Se esperaba que ocurriera hacia fin de año
pero la magnitud de la crisis obligó que fuera en estos días. Con el canje local
de los Préstamos Garantizados, la Presidenta acaba de subir el primer peldaño de
una larga escalera que la pueda conducir a una normalización de las relaciones
con el mundo financiero.
La abrupta caída del precio de los commodities, la fenomenal
baja de los bonos y la imparable suba del riesgo país pusieron al gobierno
argentino contra la pared.
Ahora el temor a un nuevo default se corporiza y la
Argentina con su penosa historia financiera se coloca al borde mismo del abismo.

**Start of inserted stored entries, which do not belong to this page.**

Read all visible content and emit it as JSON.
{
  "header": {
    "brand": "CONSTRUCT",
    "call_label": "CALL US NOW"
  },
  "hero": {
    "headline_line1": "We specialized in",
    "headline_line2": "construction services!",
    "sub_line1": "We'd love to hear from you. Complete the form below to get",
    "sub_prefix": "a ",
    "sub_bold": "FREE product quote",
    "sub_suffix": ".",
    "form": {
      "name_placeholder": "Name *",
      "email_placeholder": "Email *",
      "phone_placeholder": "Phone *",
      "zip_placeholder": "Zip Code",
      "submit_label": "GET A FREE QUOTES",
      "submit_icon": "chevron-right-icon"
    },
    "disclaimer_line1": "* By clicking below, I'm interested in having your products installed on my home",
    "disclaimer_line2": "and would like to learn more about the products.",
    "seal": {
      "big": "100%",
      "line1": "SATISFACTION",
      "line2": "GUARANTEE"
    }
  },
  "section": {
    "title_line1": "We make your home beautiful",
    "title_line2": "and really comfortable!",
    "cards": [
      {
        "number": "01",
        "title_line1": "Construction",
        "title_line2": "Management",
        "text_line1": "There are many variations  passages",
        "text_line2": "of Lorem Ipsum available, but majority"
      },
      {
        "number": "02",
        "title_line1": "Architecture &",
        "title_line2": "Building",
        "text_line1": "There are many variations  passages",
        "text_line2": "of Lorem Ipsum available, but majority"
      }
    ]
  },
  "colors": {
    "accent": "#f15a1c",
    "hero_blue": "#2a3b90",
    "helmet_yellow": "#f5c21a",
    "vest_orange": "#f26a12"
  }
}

De pronto, el canje con los holdouts se transformó en una
quimera y otro tanto ocurre con la meneada cancelación de la deuda con el Club
de París.
Al galope avanzan la recesión y una inflación indómita, en medio de los pedidos
de un dólar más alto, amenazan con profundizar el escenario y convertirlo en la
tan temida "estanflación", el peor de los mundos.
Paralelamente, los antiguos aliados del modelo comienzan a
tomar distancia del gobierno y se preparan para defender sus posiciones a
ultranza.
Desde medidas como una devaluación directa, lisa y llana
hasta instrumentos más sofisticados como aforos, salvaguardas y antidumping,
empresarios y sindicalistas corporizados como nunca armaron toda una batería de
reclamos, al servicio de mantener ventajas a costa de los consumidores. Con la
devaluación no sólo se impide el ingreso de productos competidores importados
sino que se dispararían los precios internos, convirtiendo al mercado doméstico
en un coto de caza para los productores locales, en un país donde desde 2002 se
favoreció la concentración económica. Con el resto de las medidas se lograría un
fenómeno similar con el agravante que en algunos sectores habría competencia
oligopólica. En ambos casos, el mayor perjudicado es la sociedad que deberá
pagar precios más altos que en el mercado internacional.
La devaluación, si bien le genera problemas al gobierno,
haciendo más nociva la distribución del ingreso, es un canto de sirenas a la
hora de licuar el enorme gasto público.
En las actuales condiciones, con ingresos fiscales en
caída libre, con el fantasma de la recesión a la vuelta de la esquina y con
obligaciones de la deuda pública, el gobierno deberá enfrentar el 2009, un año
electoral clave, con un poder de fuego diezmado.
Si los mercados estaban cerrados para la Argentina, por la
viveza criolla del default y por la ruptura de los contratos con el mundo de los
negocios, ahora, con una disrupción de los flujos de capital de magnitudes
planetarias, los mercados archivaron a la Argentina en el arcón de los
recuerdos.
Encerrado por sus méritos propios, por las fallas del
sistema, con el riesgo país orillando los 1.400 puntos básicos y el costo de un
seguro por default rozando el 27 por ciento, todos los caminos conducen a
Washington.
El gobierno ahora apunta de lleno a buscar un acuerdo con el
Fondo Monetario Internacional (FMI) que le permita transitar el difícil y
sinuoso camino de la asfixia financiera derivada de la crisis internacional. El
objetivo de la Casa Rosada apunta a que un eventual entendimiento con el FMI le
permitiría garantizar no sólo los vencimientos de la deuda pública con los
acreedores sino sacarse de encima la deuda con el Club de París en comodísimas
cuotas, sin sacrificar las reservas.
¿La contrapartida? Surgirá luego de la auditoría que realice
el FMI por el Artículo IV y luego de durísimas negociaciones con los burócratas
de Washington, una vez que el país pueda cumplir con las condicionalidades que
exige el estatuto del organismo. En otras palabras, habría dinero si el
gobierno se compromete a realizar ajustes en la economía y a sincerar variables
controladas ficticia y políticamente por la administración regente. De lo
contrario, habrá que enfrentar el ojo del huracán.